Texas isn’t AM RE’s only love. Part of the business is centred on US insurers but the other part is very much focused on its Asian reinsurers.


“They’re very strong and reliable partners,” said Barder. For its part, AM RE manages the entire reinsurance portfolio, from underwriting to claims oversight.


“They don’t have a presence in the US on the ground, so we’re bringing high-quality grassroots business in the US market to them.”


It’s an attractive offer. “The US is the biggest economy in the world, a $20 trillion market that is highly homogeneous and easy to sell goods and services in,” explained Barder.


“That has a high attraction to Asian business because it creates fantastic diversification to their domestic market. They also like the currency, so it’s a powerful combination.”


It’s not just the geography. The business excludes cat risks and settles on a 45-day time limit. “It’s compact, low limit, well geographically spread and settles on a finite time window,” said Barder.


“It really appeals to their appetite.”



Plans for Growth


The strength of that appeal has already helped make AM RE one of the largest quota share reinsurers in the US.


It hopes to build on this in future.
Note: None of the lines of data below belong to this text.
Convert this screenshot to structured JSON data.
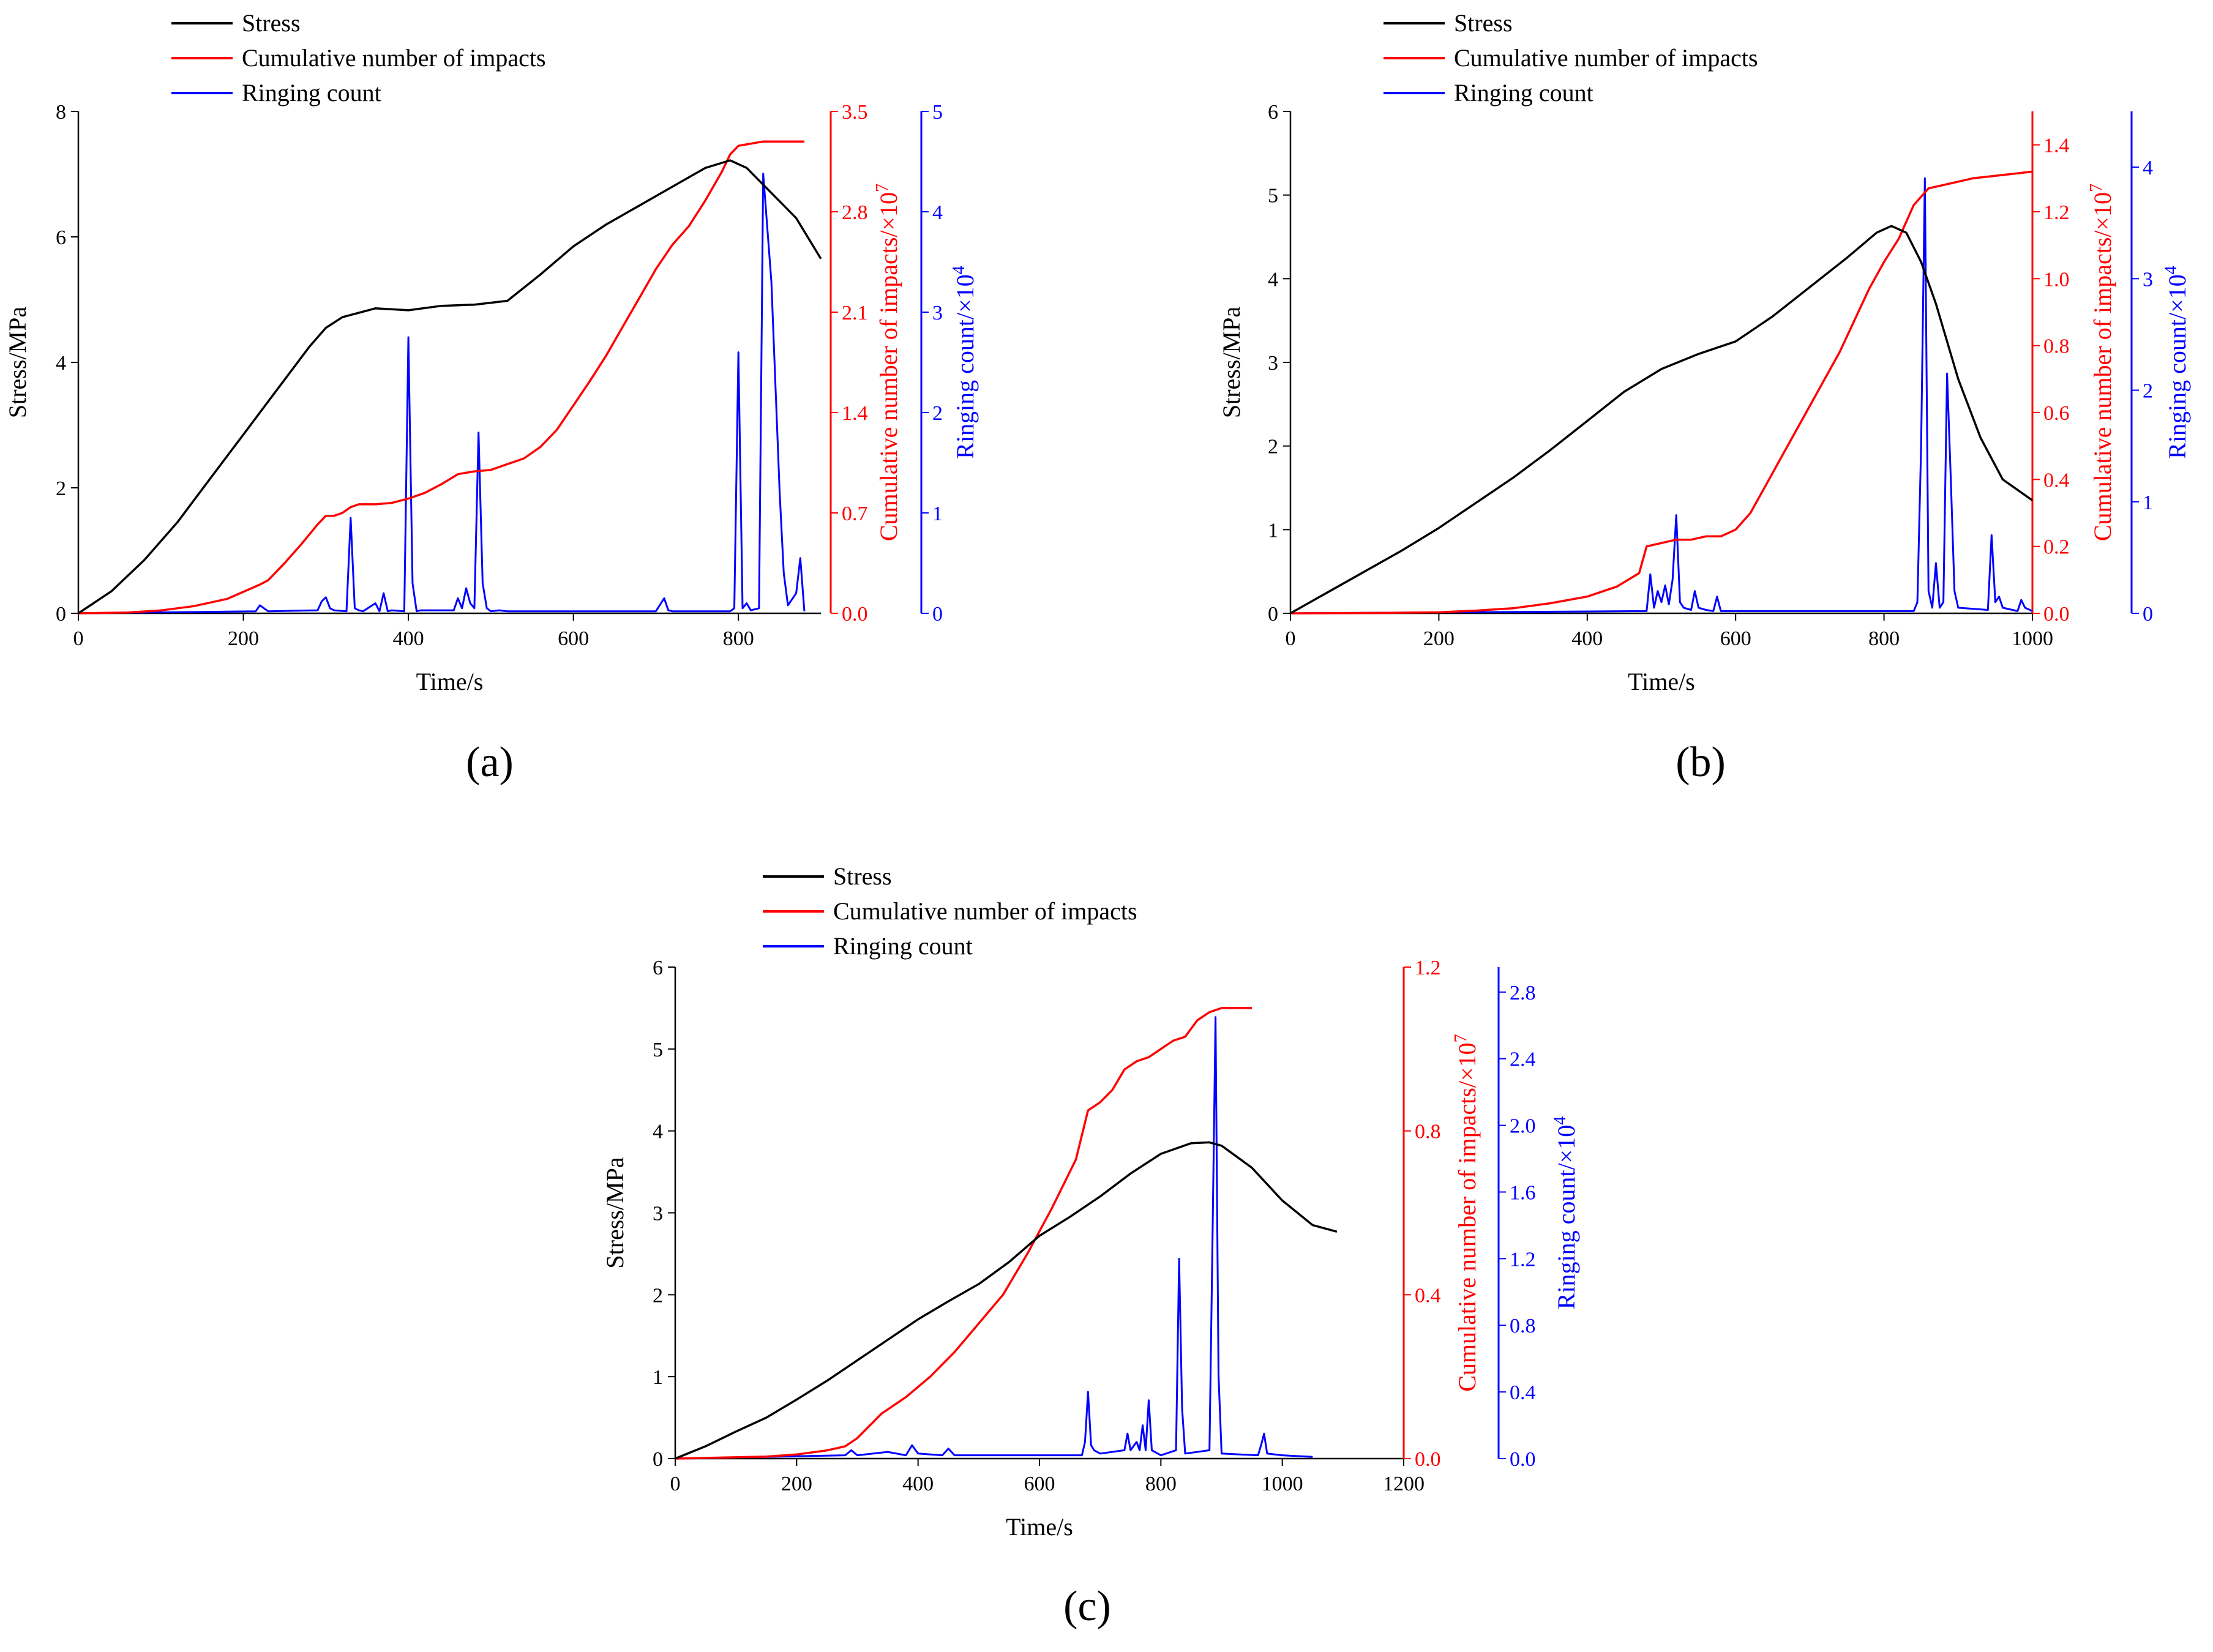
{
  "figure": {
    "legend_labels": [
      "Stress",
      "Cumulative number of impacts",
      "Ringing count"
    ],
    "colors": {
      "stress": "#000000",
      "impacts": "#ff0000",
      "ringing": "#0000ff"
    }
  },
  "chart_data": [
    {
      "type": "line",
      "panel": "(a)",
      "xlabel": "Time/s",
      "ylabel_left": "Stress/MPa",
      "ylabel_right1": "Cumulative number of impacts/×10",
      "ylabel_right1_sup": "7",
      "ylabel_right2": "Ringing count/×10",
      "ylabel_right2_sup": "4",
      "xlim": [
        0,
        900
      ],
      "xticks": [
        0,
        200,
        400,
        600,
        800
      ],
      "xtick_labels": [
        "0",
        "200",
        "400",
        "600",
        "800"
      ],
      "y_left_lim": [
        0,
        8
      ],
      "y_left_ticks": [
        0,
        2,
        4,
        6,
        8
      ],
      "y_left_tick_labels": [
        "0",
        "2",
        "4",
        "6",
        "8"
      ],
      "y_r1_lim": [
        0,
        3.5
      ],
      "y_r1_ticks": [
        0,
        0.7,
        1.4,
        2.1,
        2.8,
        3.5
      ],
      "y_r1_tick_labels": [
        "0.0",
        "0.7",
        "1.4",
        "2.1",
        "2.8",
        "3.5"
      ],
      "y_r2_lim": [
        0,
        5
      ],
      "y_r2_ticks": [
        0,
        1,
        2,
        3,
        4,
        5
      ],
      "y_r2_tick_labels": [
        "0",
        "1",
        "2",
        "3",
        "4",
        "5"
      ],
      "series": [
        {
          "name": "Stress",
          "axis": "left",
          "x": [
            0,
            40,
            80,
            120,
            160,
            200,
            240,
            280,
            300,
            320,
            360,
            400,
            440,
            480,
            520,
            560,
            600,
            640,
            680,
            720,
            760,
            790,
            810,
            840,
            870,
            900
          ],
          "y": [
            0,
            0.35,
            0.85,
            1.45,
            2.15,
            2.85,
            3.55,
            4.25,
            4.55,
            4.72,
            4.86,
            4.83,
            4.9,
            4.92,
            4.98,
            5.4,
            5.85,
            6.2,
            6.5,
            6.8,
            7.1,
            7.22,
            7.1,
            6.7,
            6.3,
            5.65
          ]
        },
        {
          "name": "Cumulative number of impacts",
          "axis": "right1",
          "x": [
            0,
            60,
            100,
            140,
            180,
            200,
            220,
            230,
            250,
            270,
            290,
            300,
            310,
            320,
            330,
            340,
            360,
            380,
            400,
            420,
            440,
            460,
            480,
            500,
            520,
            540,
            560,
            580,
            600,
            620,
            640,
            660,
            680,
            700,
            720,
            740,
            760,
            780,
            790,
            800,
            810,
            830,
            850,
            880
          ],
          "y": [
            0,
            0.005,
            0.02,
            0.05,
            0.1,
            0.15,
            0.2,
            0.23,
            0.35,
            0.48,
            0.62,
            0.68,
            0.68,
            0.7,
            0.74,
            0.76,
            0.76,
            0.77,
            0.8,
            0.84,
            0.9,
            0.97,
            0.99,
            1.0,
            1.04,
            1.08,
            1.16,
            1.28,
            1.45,
            1.62,
            1.8,
            2.0,
            2.2,
            2.4,
            2.57,
            2.7,
            2.88,
            3.08,
            3.2,
            3.26,
            3.27,
            3.29,
            3.29,
            3.29
          ]
        },
        {
          "name": "Ringing count",
          "axis": "right2",
          "x": [
            0,
            215,
            220,
            225,
            230,
            290,
            295,
            300,
            305,
            310,
            325,
            330,
            335,
            340,
            345,
            360,
            365,
            370,
            375,
            380,
            395,
            400,
            405,
            410,
            415,
            455,
            460,
            465,
            470,
            475,
            480,
            485,
            490,
            495,
            500,
            510,
            520,
            700,
            710,
            715,
            720,
            790,
            795,
            800,
            805,
            810,
            815,
            825,
            830,
            840,
            850,
            855,
            860,
            870,
            875,
            880
          ],
          "y": [
            0,
            0.02,
            0.08,
            0.05,
            0.02,
            0.03,
            0.12,
            0.16,
            0.05,
            0.03,
            0.02,
            0.95,
            0.05,
            0.03,
            0.02,
            0.1,
            0.02,
            0.2,
            0.02,
            0.03,
            0.02,
            2.75,
            0.3,
            0.02,
            0.03,
            0.03,
            0.15,
            0.05,
            0.25,
            0.1,
            0.05,
            1.8,
            0.3,
            0.05,
            0.02,
            0.03,
            0.02,
            0.02,
            0.15,
            0.03,
            0.02,
            0.02,
            0.05,
            2.6,
            0.05,
            0.1,
            0.03,
            0.05,
            4.38,
            3.3,
            1.2,
            0.4,
            0.08,
            0.2,
            0.55,
            0.02
          ]
        }
      ]
    },
    {
      "type": "line",
      "panel": "(b)",
      "xlabel": "Time/s",
      "ylabel_left": "Stress/MPa",
      "ylabel_right1": "Cumulative number of impacts/×10",
      "ylabel_right1_sup": "7",
      "ylabel_right2": "Ringing count/×10",
      "ylabel_right2_sup": "4",
      "xlim": [
        0,
        1000
      ],
      "xticks": [
        0,
        200,
        400,
        600,
        800,
        1000
      ],
      "xtick_labels": [
        "0",
        "200",
        "400",
        "600",
        "800",
        "1000"
      ],
      "y_left_lim": [
        0,
        6
      ],
      "y_left_ticks": [
        0,
        1,
        2,
        3,
        4,
        5,
        6
      ],
      "y_left_tick_labels": [
        "0",
        "1",
        "2",
        "3",
        "4",
        "5",
        "6"
      ],
      "y_r1_lim": [
        0,
        1.5
      ],
      "y_r1_ticks": [
        0,
        0.2,
        0.4,
        0.6,
        0.8,
        1.0,
        1.2,
        1.4
      ],
      "y_r1_tick_labels": [
        "0.0",
        "0.2",
        "0.4",
        "0.6",
        "0.8",
        "1.0",
        "1.2",
        "1.4"
      ],
      "y_r2_lim": [
        0,
        4.5
      ],
      "y_r2_ticks": [
        0,
        1,
        2,
        3,
        4
      ],
      "y_r2_tick_labels": [
        "0",
        "1",
        "2",
        "3",
        "4"
      ],
      "series": [
        {
          "name": "Stress",
          "axis": "left",
          "x": [
            0,
            50,
            100,
            150,
            200,
            250,
            300,
            350,
            400,
            450,
            500,
            550,
            600,
            650,
            700,
            750,
            790,
            810,
            830,
            850,
            870,
            900,
            930,
            960,
            1000
          ],
          "y": [
            0,
            0.25,
            0.5,
            0.75,
            1.02,
            1.32,
            1.62,
            1.95,
            2.3,
            2.65,
            2.92,
            3.1,
            3.25,
            3.55,
            3.9,
            4.25,
            4.55,
            4.63,
            4.55,
            4.2,
            3.7,
            2.8,
            2.1,
            1.6,
            1.35
          ]
        },
        {
          "name": "Cumulative number of impacts",
          "axis": "right1",
          "x": [
            0,
            120,
            200,
            250,
            300,
            350,
            400,
            440,
            470,
            480,
            500,
            520,
            540,
            560,
            580,
            600,
            620,
            640,
            660,
            700,
            740,
            780,
            800,
            820,
            840,
            860,
            880,
            920,
            960,
            1000
          ],
          "y": [
            0,
            0.001,
            0.003,
            0.008,
            0.015,
            0.03,
            0.05,
            0.08,
            0.12,
            0.2,
            0.21,
            0.22,
            0.22,
            0.23,
            0.23,
            0.25,
            0.3,
            0.38,
            0.46,
            0.62,
            0.78,
            0.97,
            1.05,
            1.12,
            1.22,
            1.27,
            1.28,
            1.3,
            1.31,
            1.32
          ]
        },
        {
          "name": "Ringing count",
          "axis": "right2",
          "x": [
            0,
            480,
            485,
            490,
            495,
            500,
            505,
            510,
            515,
            520,
            525,
            530,
            540,
            545,
            550,
            560,
            570,
            575,
            580,
            600,
            840,
            845,
            850,
            855,
            860,
            865,
            870,
            875,
            880,
            885,
            890,
            895,
            900,
            940,
            945,
            950,
            955,
            960,
            980,
            985,
            990,
            1000
          ],
          "y": [
            0,
            0.02,
            0.35,
            0.05,
            0.2,
            0.1,
            0.25,
            0.08,
            0.3,
            0.88,
            0.1,
            0.05,
            0.03,
            0.2,
            0.05,
            0.03,
            0.02,
            0.15,
            0.02,
            0.02,
            0.02,
            0.1,
            1.5,
            3.9,
            0.2,
            0.05,
            0.45,
            0.05,
            0.1,
            2.15,
            1.2,
            0.2,
            0.05,
            0.03,
            0.7,
            0.1,
            0.15,
            0.05,
            0.02,
            0.12,
            0.05,
            0.02
          ]
        }
      ]
    },
    {
      "type": "line",
      "panel": "(c)",
      "xlabel": "Time/s",
      "ylabel_left": "Stress/MPa",
      "ylabel_right1": "Cumulative number of impacts/×10",
      "ylabel_right1_sup": "7",
      "ylabel_right2": "Ringing count/×10",
      "ylabel_right2_sup": "4",
      "xlim": [
        0,
        1200
      ],
      "xticks": [
        0,
        200,
        400,
        600,
        800,
        1000,
        1200
      ],
      "xtick_labels": [
        "0",
        "200",
        "400",
        "600",
        "800",
        "1000",
        "1200"
      ],
      "y_left_lim": [
        0,
        6
      ],
      "y_left_ticks": [
        0,
        1,
        2,
        3,
        4,
        5,
        6
      ],
      "y_left_tick_labels": [
        "0",
        "1",
        "2",
        "3",
        "4",
        "5",
        "6"
      ],
      "y_r1_lim": [
        0,
        1.2
      ],
      "y_r1_ticks": [
        0,
        0.4,
        0.8,
        1.2
      ],
      "y_r1_tick_labels": [
        "0.0",
        "0.4",
        "0.8",
        "1.2"
      ],
      "y_r2_lim": [
        0,
        2.95
      ],
      "y_r2_ticks": [
        0,
        0.4,
        0.8,
        1.2,
        1.6,
        2.0,
        2.4,
        2.8
      ],
      "y_r2_tick_labels": [
        "0.0",
        "0.4",
        "0.8",
        "1.2",
        "1.6",
        "2.0",
        "2.4",
        "2.8"
      ],
      "series": [
        {
          "name": "Stress",
          "axis": "left",
          "x": [
            0,
            50,
            100,
            150,
            200,
            250,
            300,
            350,
            400,
            450,
            500,
            550,
            600,
            650,
            700,
            750,
            800,
            850,
            880,
            900,
            950,
            1000,
            1050,
            1090
          ],
          "y": [
            0,
            0.15,
            0.33,
            0.5,
            0.72,
            0.95,
            1.2,
            1.45,
            1.7,
            1.92,
            2.13,
            2.4,
            2.72,
            2.95,
            3.2,
            3.48,
            3.72,
            3.85,
            3.86,
            3.82,
            3.55,
            3.15,
            2.85,
            2.77
          ]
        },
        {
          "name": "Cumulative number of impacts",
          "axis": "right1",
          "x": [
            0,
            150,
            200,
            250,
            280,
            300,
            320,
            340,
            380,
            420,
            460,
            500,
            540,
            580,
            620,
            660,
            680,
            700,
            720,
            740,
            760,
            780,
            800,
            820,
            840,
            860,
            880,
            900,
            920,
            950
          ],
          "y": [
            0,
            0.005,
            0.01,
            0.02,
            0.03,
            0.05,
            0.08,
            0.11,
            0.15,
            0.2,
            0.26,
            0.33,
            0.4,
            0.5,
            0.61,
            0.73,
            0.85,
            0.87,
            0.9,
            0.95,
            0.97,
            0.98,
            1.0,
            1.02,
            1.03,
            1.07,
            1.09,
            1.1,
            1.1,
            1.1
          ]
        },
        {
          "name": "Ringing count",
          "axis": "right2",
          "x": [
            0,
            280,
            290,
            300,
            350,
            380,
            390,
            400,
            440,
            450,
            460,
            500,
            670,
            675,
            680,
            685,
            690,
            700,
            740,
            745,
            750,
            760,
            765,
            770,
            775,
            780,
            785,
            800,
            825,
            830,
            835,
            840,
            880,
            885,
            890,
            895,
            900,
            960,
            965,
            970,
            975,
            1000,
            1050
          ],
          "y": [
            0,
            0.02,
            0.05,
            0.02,
            0.04,
            0.02,
            0.08,
            0.03,
            0.02,
            0.06,
            0.02,
            0.02,
            0.02,
            0.1,
            0.4,
            0.08,
            0.05,
            0.03,
            0.05,
            0.15,
            0.05,
            0.1,
            0.05,
            0.2,
            0.05,
            0.35,
            0.05,
            0.02,
            0.05,
            1.2,
            0.3,
            0.03,
            0.05,
            1.3,
            2.65,
            0.5,
            0.03,
            0.02,
            0.08,
            0.15,
            0.03,
            0.02,
            0.01
          ]
        }
      ]
    }
  ]
}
The business is particularly attractive at the moment, Barder notes, in part because the excess and surplus (E&S) market sits outside the core risks for many insurers.


“A lot of business that would automatically flow into the admitted market has now started to flow into the non-admitted E&S market because of demand and the ability of the E&S market to react quickly to conditions. It has been a real positive with regard to hardening,” Barder said.


Rising rates as a result of the nat cat losses have also added to its appeal. “The market is hard, so we’re writing very high-quality business,” she said. The firm expects this to continue into the new year, she added.


However, to ensure profitable underwriting requires expertise, and Barder is convinced its approach gives it an edge: AM RE trains primary underwriters to write the business on a reinsured basis.


“It means they have the technical expertise to fully understand the business,” she said. “The thing about the programme segment is that it does require a special skillset. It can’t be written at a distance, contrary to what many people think.


AM RE is now looking to harness that expertise on its account by launching its own carrier. Pending authorization out of Arizona, it will continue to support AM RE’s existing E&S market and reflect the increasing diversification of the business.


“We want to write diversified lines because there is a lot of opportunity in the E&S space in lines that we’re not currently in. We’re looking at cyber, habitational property, and artisan general liability, among others,” she said.


Barder is convinced there are rewards to be had for those with the technical expertise.


“Capacity is extremely tight in the market. Everyone is focused on fee-generating companies, but really it’s about the risk-taking.


“Right now there are opportunities to write this class of business, and provided that you make the right decisions, it will work,” she concluded.